Step 5: Use silicone caulk to seal any holes, such as around a vent pipe, that dirt might fall through and get behind the glass where it is nearly impossible to remove.
Step 6: Follow these steps for all the remaining glass panels.
Step 7: Seal the seam where the glass meets the countertop with a very small bead of clear silicone caulk. It is essential that the seam be completely sealed so that moisture, water, tiny insects, etc., cannot get behind the glass and be trapped.
Glass Kitchen Backsplash FAQ
This Q&A about glass backsplash installation covers several other important topics.
Who should I call about glass backsplashes?
Contact local glass companies to see if they are in the backsplash business. Countertop contractors should have contacts too. Or, you can use a quick, free service that provides you with no-obligation estimates from prescreened contractors where you live.
How much do DIY installation tools and supplies cost?

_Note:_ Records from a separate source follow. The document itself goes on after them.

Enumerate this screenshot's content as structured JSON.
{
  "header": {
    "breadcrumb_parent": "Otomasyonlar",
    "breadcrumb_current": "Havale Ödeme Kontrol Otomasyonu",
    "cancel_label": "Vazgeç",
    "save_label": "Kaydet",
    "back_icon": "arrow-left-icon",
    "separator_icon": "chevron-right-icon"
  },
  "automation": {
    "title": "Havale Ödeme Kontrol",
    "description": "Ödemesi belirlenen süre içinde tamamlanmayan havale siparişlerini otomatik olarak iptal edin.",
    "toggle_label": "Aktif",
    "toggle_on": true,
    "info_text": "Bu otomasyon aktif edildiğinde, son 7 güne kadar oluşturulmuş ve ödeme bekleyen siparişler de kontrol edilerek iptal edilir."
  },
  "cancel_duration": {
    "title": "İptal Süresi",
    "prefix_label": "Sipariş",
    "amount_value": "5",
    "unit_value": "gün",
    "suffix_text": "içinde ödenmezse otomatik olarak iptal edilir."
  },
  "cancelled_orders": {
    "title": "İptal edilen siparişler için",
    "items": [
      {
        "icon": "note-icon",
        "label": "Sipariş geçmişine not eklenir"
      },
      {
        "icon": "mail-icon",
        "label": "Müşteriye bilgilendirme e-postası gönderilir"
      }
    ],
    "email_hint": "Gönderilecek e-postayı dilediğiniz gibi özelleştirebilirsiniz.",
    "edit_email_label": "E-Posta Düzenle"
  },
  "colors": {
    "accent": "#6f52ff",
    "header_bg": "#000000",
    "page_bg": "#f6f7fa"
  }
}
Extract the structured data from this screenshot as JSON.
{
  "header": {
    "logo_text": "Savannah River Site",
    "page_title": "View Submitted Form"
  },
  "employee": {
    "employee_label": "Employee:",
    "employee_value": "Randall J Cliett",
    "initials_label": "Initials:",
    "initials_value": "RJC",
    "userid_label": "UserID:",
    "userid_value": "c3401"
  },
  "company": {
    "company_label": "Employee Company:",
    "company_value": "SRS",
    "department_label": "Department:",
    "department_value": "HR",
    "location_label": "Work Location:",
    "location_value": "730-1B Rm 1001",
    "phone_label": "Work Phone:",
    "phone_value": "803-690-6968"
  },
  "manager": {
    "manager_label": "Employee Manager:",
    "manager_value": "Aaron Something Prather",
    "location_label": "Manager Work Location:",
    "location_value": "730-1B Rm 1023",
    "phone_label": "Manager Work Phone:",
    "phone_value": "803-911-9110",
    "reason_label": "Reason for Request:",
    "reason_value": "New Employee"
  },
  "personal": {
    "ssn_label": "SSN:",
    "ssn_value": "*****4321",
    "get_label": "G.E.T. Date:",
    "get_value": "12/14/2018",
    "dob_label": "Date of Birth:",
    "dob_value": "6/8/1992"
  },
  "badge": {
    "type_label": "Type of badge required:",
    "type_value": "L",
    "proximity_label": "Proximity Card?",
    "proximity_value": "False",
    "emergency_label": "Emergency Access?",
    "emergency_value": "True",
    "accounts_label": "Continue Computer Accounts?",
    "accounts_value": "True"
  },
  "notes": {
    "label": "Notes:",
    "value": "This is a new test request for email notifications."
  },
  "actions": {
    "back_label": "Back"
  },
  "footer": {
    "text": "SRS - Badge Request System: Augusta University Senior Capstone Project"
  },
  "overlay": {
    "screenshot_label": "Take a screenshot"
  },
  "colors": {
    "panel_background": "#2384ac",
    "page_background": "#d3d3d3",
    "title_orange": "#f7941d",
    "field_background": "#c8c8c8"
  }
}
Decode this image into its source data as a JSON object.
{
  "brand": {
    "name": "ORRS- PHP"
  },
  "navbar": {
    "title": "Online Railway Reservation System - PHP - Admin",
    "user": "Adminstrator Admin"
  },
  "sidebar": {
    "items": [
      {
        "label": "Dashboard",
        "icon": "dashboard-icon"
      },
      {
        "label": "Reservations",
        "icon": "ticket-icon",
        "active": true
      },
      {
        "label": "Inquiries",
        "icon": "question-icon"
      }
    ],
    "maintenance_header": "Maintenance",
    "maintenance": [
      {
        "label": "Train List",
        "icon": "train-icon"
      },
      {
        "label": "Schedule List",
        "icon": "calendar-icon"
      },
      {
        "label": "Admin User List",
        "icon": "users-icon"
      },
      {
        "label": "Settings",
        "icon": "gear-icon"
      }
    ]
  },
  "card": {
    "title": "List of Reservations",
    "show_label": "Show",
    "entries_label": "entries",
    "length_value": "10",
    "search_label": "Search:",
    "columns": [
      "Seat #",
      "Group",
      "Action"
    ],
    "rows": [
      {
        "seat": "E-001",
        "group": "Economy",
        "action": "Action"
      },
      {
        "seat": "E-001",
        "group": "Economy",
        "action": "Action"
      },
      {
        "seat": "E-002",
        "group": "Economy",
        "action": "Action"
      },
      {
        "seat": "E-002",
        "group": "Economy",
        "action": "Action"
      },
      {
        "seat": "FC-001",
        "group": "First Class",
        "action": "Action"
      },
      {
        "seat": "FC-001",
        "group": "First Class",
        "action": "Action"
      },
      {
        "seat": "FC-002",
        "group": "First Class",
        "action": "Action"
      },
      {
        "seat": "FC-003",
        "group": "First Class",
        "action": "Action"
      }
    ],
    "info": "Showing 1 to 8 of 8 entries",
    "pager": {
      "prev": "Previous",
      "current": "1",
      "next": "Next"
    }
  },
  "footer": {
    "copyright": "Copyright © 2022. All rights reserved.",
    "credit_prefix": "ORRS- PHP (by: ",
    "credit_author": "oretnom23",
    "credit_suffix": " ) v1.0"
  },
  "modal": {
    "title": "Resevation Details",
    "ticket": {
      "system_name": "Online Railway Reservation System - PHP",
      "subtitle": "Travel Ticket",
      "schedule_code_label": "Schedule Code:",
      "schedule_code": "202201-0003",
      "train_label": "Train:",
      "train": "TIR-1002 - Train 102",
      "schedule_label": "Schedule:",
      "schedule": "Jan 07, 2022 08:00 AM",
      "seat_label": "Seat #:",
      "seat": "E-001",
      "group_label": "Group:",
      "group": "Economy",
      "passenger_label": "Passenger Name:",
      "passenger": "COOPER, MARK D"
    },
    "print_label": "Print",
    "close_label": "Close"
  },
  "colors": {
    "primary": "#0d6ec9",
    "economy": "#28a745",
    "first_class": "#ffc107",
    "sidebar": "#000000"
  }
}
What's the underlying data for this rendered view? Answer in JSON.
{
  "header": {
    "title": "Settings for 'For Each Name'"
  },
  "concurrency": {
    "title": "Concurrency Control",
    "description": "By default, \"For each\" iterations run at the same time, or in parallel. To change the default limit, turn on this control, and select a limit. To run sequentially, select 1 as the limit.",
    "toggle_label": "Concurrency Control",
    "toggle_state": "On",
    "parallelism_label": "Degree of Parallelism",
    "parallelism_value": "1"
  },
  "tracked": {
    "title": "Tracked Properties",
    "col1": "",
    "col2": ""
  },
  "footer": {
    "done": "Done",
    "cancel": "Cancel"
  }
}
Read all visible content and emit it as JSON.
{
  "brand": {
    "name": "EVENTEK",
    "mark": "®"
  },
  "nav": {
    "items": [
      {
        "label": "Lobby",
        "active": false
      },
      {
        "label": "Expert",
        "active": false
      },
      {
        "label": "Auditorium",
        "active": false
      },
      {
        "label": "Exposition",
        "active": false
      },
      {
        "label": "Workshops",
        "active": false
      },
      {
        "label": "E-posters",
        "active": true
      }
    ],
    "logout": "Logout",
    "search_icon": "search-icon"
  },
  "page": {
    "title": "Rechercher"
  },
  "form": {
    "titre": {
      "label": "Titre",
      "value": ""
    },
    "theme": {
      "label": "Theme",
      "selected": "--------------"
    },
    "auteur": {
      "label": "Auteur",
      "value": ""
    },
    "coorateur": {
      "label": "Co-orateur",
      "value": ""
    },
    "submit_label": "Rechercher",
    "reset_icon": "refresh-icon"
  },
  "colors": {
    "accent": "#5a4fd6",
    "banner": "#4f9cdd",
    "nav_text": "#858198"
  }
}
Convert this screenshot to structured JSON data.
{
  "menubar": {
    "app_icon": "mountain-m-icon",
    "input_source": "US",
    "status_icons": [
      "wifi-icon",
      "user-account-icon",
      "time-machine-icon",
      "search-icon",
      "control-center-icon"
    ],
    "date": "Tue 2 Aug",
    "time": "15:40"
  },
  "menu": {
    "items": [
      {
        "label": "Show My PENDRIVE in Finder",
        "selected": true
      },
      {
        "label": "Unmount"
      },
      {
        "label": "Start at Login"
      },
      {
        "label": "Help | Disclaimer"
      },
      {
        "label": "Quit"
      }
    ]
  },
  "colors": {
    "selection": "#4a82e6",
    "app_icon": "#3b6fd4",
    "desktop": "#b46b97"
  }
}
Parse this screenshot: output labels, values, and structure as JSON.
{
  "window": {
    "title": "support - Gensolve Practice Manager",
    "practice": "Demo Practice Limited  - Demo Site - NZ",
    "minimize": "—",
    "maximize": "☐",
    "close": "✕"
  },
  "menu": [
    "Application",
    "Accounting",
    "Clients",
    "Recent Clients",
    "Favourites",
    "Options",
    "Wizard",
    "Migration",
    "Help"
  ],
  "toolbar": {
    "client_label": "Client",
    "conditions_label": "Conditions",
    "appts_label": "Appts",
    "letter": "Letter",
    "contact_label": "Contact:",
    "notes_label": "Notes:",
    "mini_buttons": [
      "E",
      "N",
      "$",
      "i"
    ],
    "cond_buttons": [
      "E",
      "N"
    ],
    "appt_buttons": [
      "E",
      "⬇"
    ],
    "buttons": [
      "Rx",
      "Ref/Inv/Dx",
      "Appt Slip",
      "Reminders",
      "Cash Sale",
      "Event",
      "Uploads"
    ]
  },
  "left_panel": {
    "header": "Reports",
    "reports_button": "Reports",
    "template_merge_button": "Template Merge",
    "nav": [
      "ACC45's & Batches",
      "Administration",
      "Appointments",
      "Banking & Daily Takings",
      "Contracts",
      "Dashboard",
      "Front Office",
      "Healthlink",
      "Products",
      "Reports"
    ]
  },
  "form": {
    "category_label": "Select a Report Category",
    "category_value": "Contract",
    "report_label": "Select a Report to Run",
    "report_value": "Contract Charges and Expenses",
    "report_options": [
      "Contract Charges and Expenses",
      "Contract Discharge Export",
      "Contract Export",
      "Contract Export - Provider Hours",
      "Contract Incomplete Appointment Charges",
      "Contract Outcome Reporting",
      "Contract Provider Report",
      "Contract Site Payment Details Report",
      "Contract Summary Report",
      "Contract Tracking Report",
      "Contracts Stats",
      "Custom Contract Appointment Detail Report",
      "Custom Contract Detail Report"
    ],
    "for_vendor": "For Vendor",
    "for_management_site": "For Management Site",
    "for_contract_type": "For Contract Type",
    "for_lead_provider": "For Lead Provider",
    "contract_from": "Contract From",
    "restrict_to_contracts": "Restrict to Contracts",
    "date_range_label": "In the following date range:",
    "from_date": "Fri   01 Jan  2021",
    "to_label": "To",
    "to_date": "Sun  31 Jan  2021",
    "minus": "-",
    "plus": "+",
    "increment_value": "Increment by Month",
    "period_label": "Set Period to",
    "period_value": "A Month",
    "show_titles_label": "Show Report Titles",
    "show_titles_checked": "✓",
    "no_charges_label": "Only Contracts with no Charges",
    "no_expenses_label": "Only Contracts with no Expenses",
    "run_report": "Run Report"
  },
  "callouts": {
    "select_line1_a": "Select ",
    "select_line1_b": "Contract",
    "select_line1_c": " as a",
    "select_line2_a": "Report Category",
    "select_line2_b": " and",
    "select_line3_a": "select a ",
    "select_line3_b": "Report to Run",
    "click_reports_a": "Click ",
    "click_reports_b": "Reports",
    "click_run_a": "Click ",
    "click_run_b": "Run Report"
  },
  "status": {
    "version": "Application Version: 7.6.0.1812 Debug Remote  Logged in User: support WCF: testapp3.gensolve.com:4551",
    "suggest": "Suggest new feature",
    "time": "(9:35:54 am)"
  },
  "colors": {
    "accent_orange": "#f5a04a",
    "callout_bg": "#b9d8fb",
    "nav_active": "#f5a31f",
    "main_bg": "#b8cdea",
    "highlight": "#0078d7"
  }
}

If you’re not going to coat the glass, the tools and supplies will cost $75 to $150 depending on the quality of the tools you choose. If you’re going to coat the glass, expect to pay $200 or more for the additional equipment and coating required.
How much can I save with DIY installation?
The cost of professional installation is $8 to $15 per square foot based on the complexity of the work. That’s your potential savings minus the cost of tools you need to buy. Of course, if you break a panel or two or miss-cut a few, you’ll quickly lose the money you would have saved. See our full glass backsplash price guide for more details.
Are glass backsplashes resistant to heat and impact?
They will be if you select glass for the project that is tempered properly. Ask your glass supplier about your options for glass types.